4. Determination of \(a\) and \(b\):
Solving \( 2(2+3a) = -\frac{2}{7} \) gives \( 2+3a = -\frac{1}{7} \), which simplifies to \( 3a = -\frac{15}{7} \), and thus \( a = -\frac{5}{7} \).
Solving \( b = 2b + 1 \) yields \( b = -1 \).

5. Calculation of \(\frac{a+2}{a-1}\):
Substituting \( a = -\frac{5}{7} \) into the expression \(\frac{a+2}{a-1}\) gives:
\( \frac{a+2}{a-1} = \frac{-\frac{5}{7} + 2}{-\frac{5}{7} - 1} = \frac{\frac{9}{7}}{-\frac{12}{7}} = -\frac{9}{12} = -\frac{3}{4} \)

6. Explicit form of \(f(x)\):
With \( a = -\frac{5}{7} \), \( b = -1 \), and \(\frac{a+2}{a-1} = -\frac{3}{4}\), the explicit form of \(f(x)\) is:
\( f(x) = (2 + 3(-\frac{5}{7}))x^2 - \frac{3}{4}x - 1 = (2 - \frac{15}{7})x^2 - \frac{3}{4}x - 1 = -\frac{1}{7}x^2 - \frac{3}{4}x - 1 \)

7. Summation of \(f(i)\) from \(i=1\) to \(5\):
The summation is computed as follows:
\( \sum_{i=1}^5 f(i) = \sum_{i=1}^5 \left( -\frac{1}{7}i^2 - \frac{3}{4}i - 1 \right) = -\frac{1}{7} \sum_{i=1}^5 i^2 - \frac{3}{4} \sum_{i=1}^5 i - \sum_{i=1}^5 1 \) \( = -\frac{1}{7} \left( \frac{5(5+1)(2(5)+1)}{6} \right) - \frac{3}{4} \left( \frac{5(5+1)}{2} \right) - 5 \) \( = -\frac{1}{7} (55) - \frac{3}{4} (15) - 5 = -\frac{55}{7} - \frac{45}{4} - 5 = -\frac{220 + 315 + 140}{28} = -\frac{675}{28} \)
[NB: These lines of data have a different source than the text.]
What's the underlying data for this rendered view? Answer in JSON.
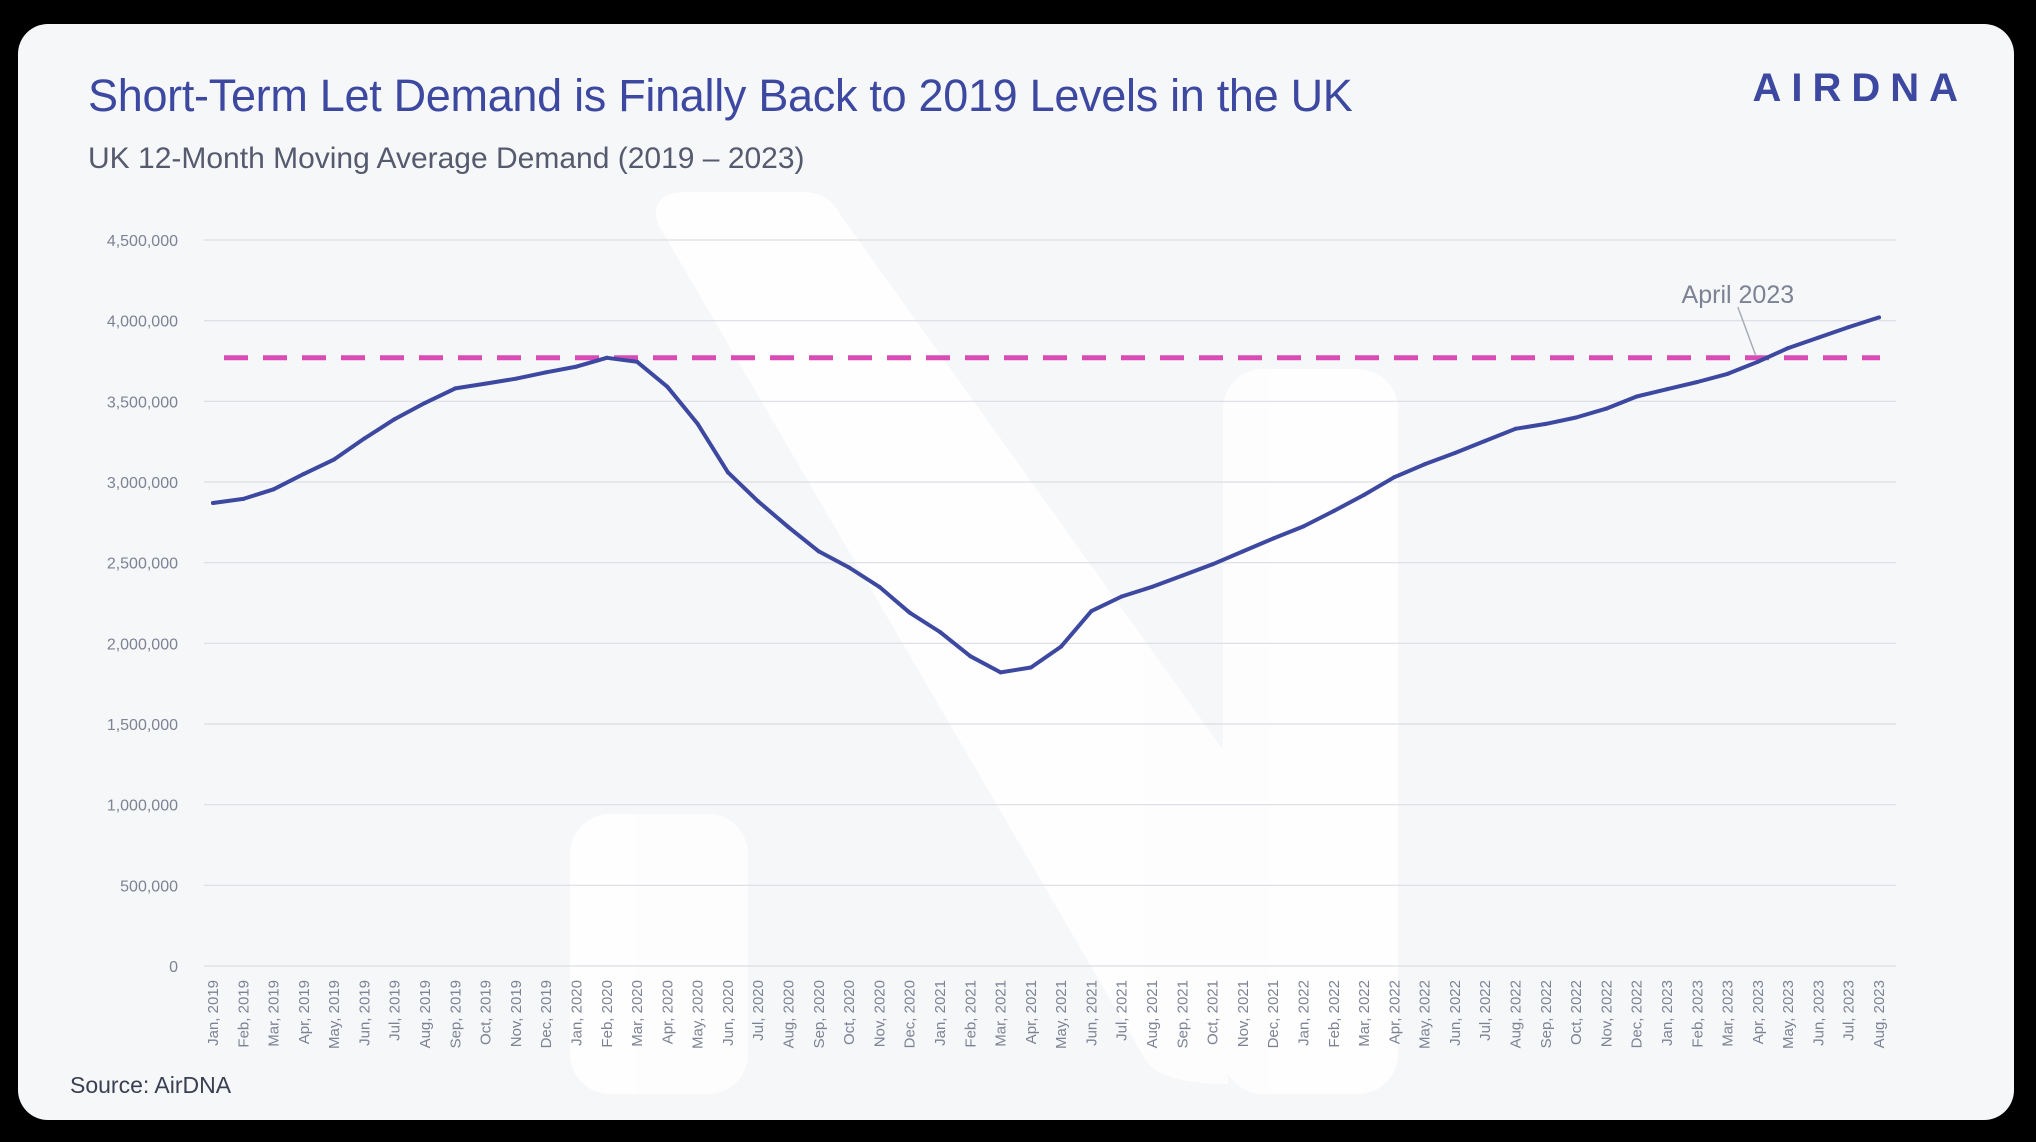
{
  "header": {
    "title": "Short-Term Let Demand is Finally Back to 2019 Levels in the UK",
    "subtitle": "UK 12-Month Moving Average Demand (2019 – 2023)",
    "logo": "AIRDNA"
  },
  "footer": {
    "source": "Source: AirDNA"
  },
  "colors": {
    "line": "#3d48a0",
    "reference": "#d94bb5",
    "grid": "#dcdde3",
    "card": "#f6f7f9"
  },
  "chart_data": {
    "type": "line",
    "title": "UK 12-Month Moving Average Demand (2019 – 2023)",
    "xlabel": "",
    "ylabel": "",
    "ylim": [
      0,
      4500000
    ],
    "yticks": [
      0,
      500000,
      1000000,
      1500000,
      2000000,
      2500000,
      3000000,
      3500000,
      4000000,
      4500000
    ],
    "ytick_labels": [
      "0",
      "500,000",
      "1,000,000",
      "1,500,000",
      "2,000,000",
      "2,500,000",
      "3,000,000",
      "3,500,000",
      "4,000,000",
      "4,500,000"
    ],
    "grid": true,
    "categories": [
      "Jan, 2019",
      "Feb, 2019",
      "Mar, 2019",
      "Apr, 2019",
      "May, 2019",
      "Jun, 2019",
      "Jul, 2019",
      "Aug, 2019",
      "Sep, 2019",
      "Oct, 2019",
      "Nov, 2019",
      "Dec, 2019",
      "Jan, 2020",
      "Feb, 2020",
      "Mar, 2020",
      "Apr, 2020",
      "May, 2020",
      "Jun, 2020",
      "Jul, 2020",
      "Aug, 2020",
      "Sep, 2020",
      "Oct, 2020",
      "Nov, 2020",
      "Dec, 2020",
      "Jan, 2021",
      "Feb, 2021",
      "Mar, 2021",
      "Apr, 2021",
      "May, 2021",
      "Jun, 2021",
      "Jul, 2021",
      "Aug, 2021",
      "Sep, 2021",
      "Oct, 2021",
      "Nov, 2021",
      "Dec, 2021",
      "Jan, 2022",
      "Feb, 2022",
      "Mar, 2022",
      "Apr, 2022",
      "May, 2022",
      "Jun, 2022",
      "Jul, 2022",
      "Aug, 2022",
      "Sep, 2022",
      "Oct, 2022",
      "Nov, 2022",
      "Dec, 2022",
      "Jan, 2023",
      "Feb, 2023",
      "Mar, 2023",
      "Apr, 2023",
      "May, 2023",
      "Jun, 2023",
      "Jul, 2023",
      "Aug, 2023"
    ],
    "series": [
      {
        "name": "UK 12-Month Moving Average Demand",
        "values": [
          2870000,
          2895000,
          2955000,
          3050000,
          3140000,
          3270000,
          3390000,
          3490000,
          3580000,
          3610000,
          3640000,
          3680000,
          3715000,
          3770000,
          3745000,
          3590000,
          3360000,
          3060000,
          2880000,
          2720000,
          2570000,
          2470000,
          2350000,
          2190000,
          2070000,
          1920000,
          1820000,
          1850000,
          1980000,
          2200000,
          2290000,
          2350000,
          2420000,
          2490000,
          2570000,
          2650000,
          2725000,
          2820000,
          2920000,
          3030000,
          3110000,
          3180000,
          3255000,
          3330000,
          3360000,
          3400000,
          3455000,
          3530000,
          3575000,
          3620000,
          3670000,
          3745000,
          3830000,
          3895000,
          3960000,
          4020000
        ]
      }
    ],
    "reference_line": {
      "value": 3770000,
      "style": "dashed"
    },
    "annotation": {
      "text": "April 2023",
      "target_category": "Apr, 2023"
    }
  }
}
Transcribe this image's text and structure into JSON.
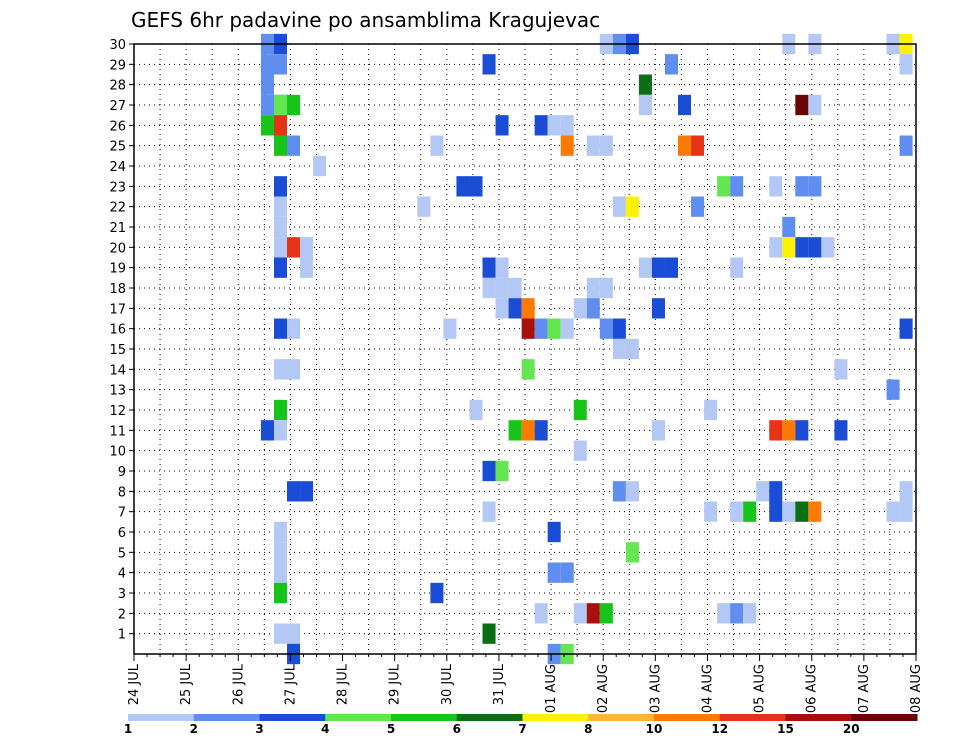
{
  "chart_data": {
    "type": "heatmap",
    "title": "GEFS 6hr padavine po ansamblima Kragujevac",
    "y_ticks": [
      1,
      2,
      3,
      4,
      5,
      6,
      7,
      8,
      9,
      10,
      11,
      12,
      13,
      14,
      15,
      16,
      17,
      18,
      19,
      20,
      21,
      22,
      23,
      24,
      25,
      26,
      27,
      28,
      29,
      30
    ],
    "y_range": [
      0,
      30
    ],
    "x_ticks": [
      "24 JUL",
      "25 JUL",
      "26 JUL",
      "27 JUL",
      "28 JUL",
      "29 JUL",
      "30 JUL",
      "31 JUL",
      "01 AUG",
      "02 AUG",
      "03 AUG",
      "04 AUG",
      "05 AUG",
      "06 AUG",
      "07 AUG",
      "08 AUG"
    ],
    "x_range_days": [
      0,
      15
    ],
    "grid": true,
    "legend": {
      "placement": "bottom",
      "labels": [
        "1",
        "2",
        "3",
        "4",
        "5",
        "6",
        "7",
        "8",
        "10",
        "12",
        "15",
        "20"
      ],
      "colors": [
        "#b4c8f5",
        "#5f8ef0",
        "#1a4cd6",
        "#64e650",
        "#16c41a",
        "#0a6e14",
        "#fff200",
        "#ffb43c",
        "#ff7a00",
        "#e63217",
        "#a8100e",
        "#6a0505"
      ]
    },
    "cells": [
      [
        2.56,
        30,
        1
      ],
      [
        2.81,
        30,
        2
      ],
      [
        2.81,
        29,
        1
      ],
      [
        2.56,
        29,
        1
      ],
      [
        2.56,
        28,
        1
      ],
      [
        2.56,
        27,
        1
      ],
      [
        2.81,
        27,
        2
      ],
      [
        2.81,
        27,
        3
      ],
      [
        3.06,
        27,
        4
      ],
      [
        2.56,
        26,
        4
      ],
      [
        2.81,
        26,
        9
      ],
      [
        2.81,
        25,
        4
      ],
      [
        3.06,
        25,
        1
      ],
      [
        2.81,
        23,
        2
      ],
      [
        2.81,
        22,
        0
      ],
      [
        2.81,
        21,
        0
      ],
      [
        2.81,
        20,
        0
      ],
      [
        3.06,
        20,
        9
      ],
      [
        3.31,
        20,
        0
      ],
      [
        2.81,
        19,
        2
      ],
      [
        3.31,
        19,
        0
      ],
      [
        2.81,
        16,
        2
      ],
      [
        3.06,
        16,
        0
      ],
      [
        2.81,
        14,
        0
      ],
      [
        3.06,
        14,
        0
      ],
      [
        2.81,
        12,
        4
      ],
      [
        2.81,
        11,
        0
      ],
      [
        2.56,
        11,
        2
      ],
      [
        3.06,
        8,
        2
      ],
      [
        3.31,
        8,
        2
      ],
      [
        2.81,
        6,
        0
      ],
      [
        2.81,
        5,
        0
      ],
      [
        2.81,
        4,
        0
      ],
      [
        2.81,
        3,
        4
      ],
      [
        2.81,
        1,
        0
      ],
      [
        3.06,
        1,
        0
      ],
      [
        3.06,
        0,
        2
      ],
      [
        3.56,
        24,
        0
      ],
      [
        5.81,
        25,
        0
      ],
      [
        5.56,
        22,
        0
      ],
      [
        6.06,
        16,
        0
      ],
      [
        5.81,
        3,
        2
      ],
      [
        6.31,
        23,
        2
      ],
      [
        6.56,
        23,
        2
      ],
      [
        6.81,
        29,
        2
      ],
      [
        7.06,
        26,
        2
      ],
      [
        6.81,
        19,
        2
      ],
      [
        7.06,
        19,
        0
      ],
      [
        6.81,
        18,
        0
      ],
      [
        7.06,
        18,
        0
      ],
      [
        7.31,
        18,
        0
      ],
      [
        7.06,
        17,
        0
      ],
      [
        7.31,
        17,
        2
      ],
      [
        7.56,
        17,
        8
      ],
      [
        7.56,
        16,
        10
      ],
      [
        7.81,
        16,
        1
      ],
      [
        8.06,
        16,
        3
      ],
      [
        8.31,
        16,
        0
      ],
      [
        7.56,
        14,
        3
      ],
      [
        6.56,
        12,
        0
      ],
      [
        7.31,
        11,
        4
      ],
      [
        7.56,
        11,
        8
      ],
      [
        6.81,
        9,
        2
      ],
      [
        7.06,
        9,
        3
      ],
      [
        6.81,
        7,
        0
      ],
      [
        6.81,
        1,
        5
      ],
      [
        7.81,
        26,
        2
      ],
      [
        8.06,
        26,
        0
      ],
      [
        8.31,
        26,
        0
      ],
      [
        8.31,
        25,
        8
      ],
      [
        8.81,
        25,
        0
      ],
      [
        9.06,
        25,
        0
      ],
      [
        8.81,
        18,
        0
      ],
      [
        9.06,
        18,
        0
      ],
      [
        8.56,
        17,
        0
      ],
      [
        8.81,
        17,
        1
      ],
      [
        9.06,
        16,
        1
      ],
      [
        9.31,
        16,
        2
      ],
      [
        9.31,
        15,
        0
      ],
      [
        9.56,
        15,
        0
      ],
      [
        8.56,
        12,
        4
      ],
      [
        7.81,
        11,
        2
      ],
      [
        8.56,
        10,
        0
      ],
      [
        9.31,
        8,
        1
      ],
      [
        9.56,
        8,
        0
      ],
      [
        8.06,
        6,
        2
      ],
      [
        9.56,
        5,
        3
      ],
      [
        8.06,
        4,
        1
      ],
      [
        8.31,
        4,
        1
      ],
      [
        7.81,
        2,
        0
      ],
      [
        8.56,
        2,
        0
      ],
      [
        8.81,
        2,
        10
      ],
      [
        9.06,
        2,
        4
      ],
      [
        8.06,
        0,
        1
      ],
      [
        8.31,
        0,
        3
      ],
      [
        9.06,
        30,
        0
      ],
      [
        9.31,
        30,
        1
      ],
      [
        9.56,
        30,
        2
      ],
      [
        9.81,
        28,
        5
      ],
      [
        9.81,
        27,
        0
      ],
      [
        9.31,
        22,
        0
      ],
      [
        9.56,
        22,
        6
      ],
      [
        9.81,
        19,
        0
      ],
      [
        10.06,
        19,
        2
      ],
      [
        10.31,
        19,
        2
      ],
      [
        10.06,
        17,
        2
      ],
      [
        10.06,
        11,
        0
      ],
      [
        10.31,
        29,
        1
      ],
      [
        10.56,
        27,
        2
      ],
      [
        10.56,
        25,
        8
      ],
      [
        10.81,
        25,
        9
      ],
      [
        10.81,
        22,
        1
      ],
      [
        11.06,
        12,
        0
      ],
      [
        11.06,
        7,
        0
      ],
      [
        11.31,
        23,
        3
      ],
      [
        11.56,
        23,
        1
      ],
      [
        11.56,
        19,
        0
      ],
      [
        11.56,
        7,
        0
      ],
      [
        11.81,
        7,
        4
      ],
      [
        11.31,
        2,
        0
      ],
      [
        11.56,
        2,
        1
      ],
      [
        11.81,
        2,
        0
      ],
      [
        12.31,
        23,
        0
      ],
      [
        12.56,
        21,
        1
      ],
      [
        12.31,
        20,
        0
      ],
      [
        12.56,
        20,
        6
      ],
      [
        12.81,
        20,
        2
      ],
      [
        13.06,
        20,
        2
      ],
      [
        13.31,
        20,
        0
      ],
      [
        12.06,
        8,
        0
      ],
      [
        12.31,
        8,
        2
      ],
      [
        12.31,
        7,
        2
      ],
      [
        12.56,
        7,
        0
      ],
      [
        12.81,
        7,
        5
      ],
      [
        13.06,
        7,
        8
      ],
      [
        12.31,
        11,
        9
      ],
      [
        12.56,
        11,
        8
      ],
      [
        12.81,
        11,
        2
      ],
      [
        13.56,
        11,
        2
      ],
      [
        12.81,
        27,
        11
      ],
      [
        13.06,
        27,
        0
      ],
      [
        12.81,
        23,
        1
      ],
      [
        13.06,
        23,
        1
      ],
      [
        12.56,
        30,
        0
      ],
      [
        13.06,
        30,
        0
      ],
      [
        14.56,
        30,
        0
      ],
      [
        14.81,
        30,
        6
      ],
      [
        14.81,
        29,
        0
      ],
      [
        14.81,
        25,
        1
      ],
      [
        14.81,
        16,
        2
      ],
      [
        13.56,
        14,
        0
      ],
      [
        14.56,
        13,
        1
      ],
      [
        14.56,
        7,
        0
      ],
      [
        14.81,
        7,
        0
      ],
      [
        14.81,
        8,
        0
      ]
    ]
  }
}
8. Final calculation of \(28 \sum_{i=1}^5 f(i)\):
Multiplying the sum by 28 yields:
\( 28 \sum_{i=1}^5 f(i) = 28 \left( -\frac{675}{28} \right) = 675 \)

Final Answer:
The value of \( 28 \sum_{i=1}^5 f(i) \) is \( {675} \).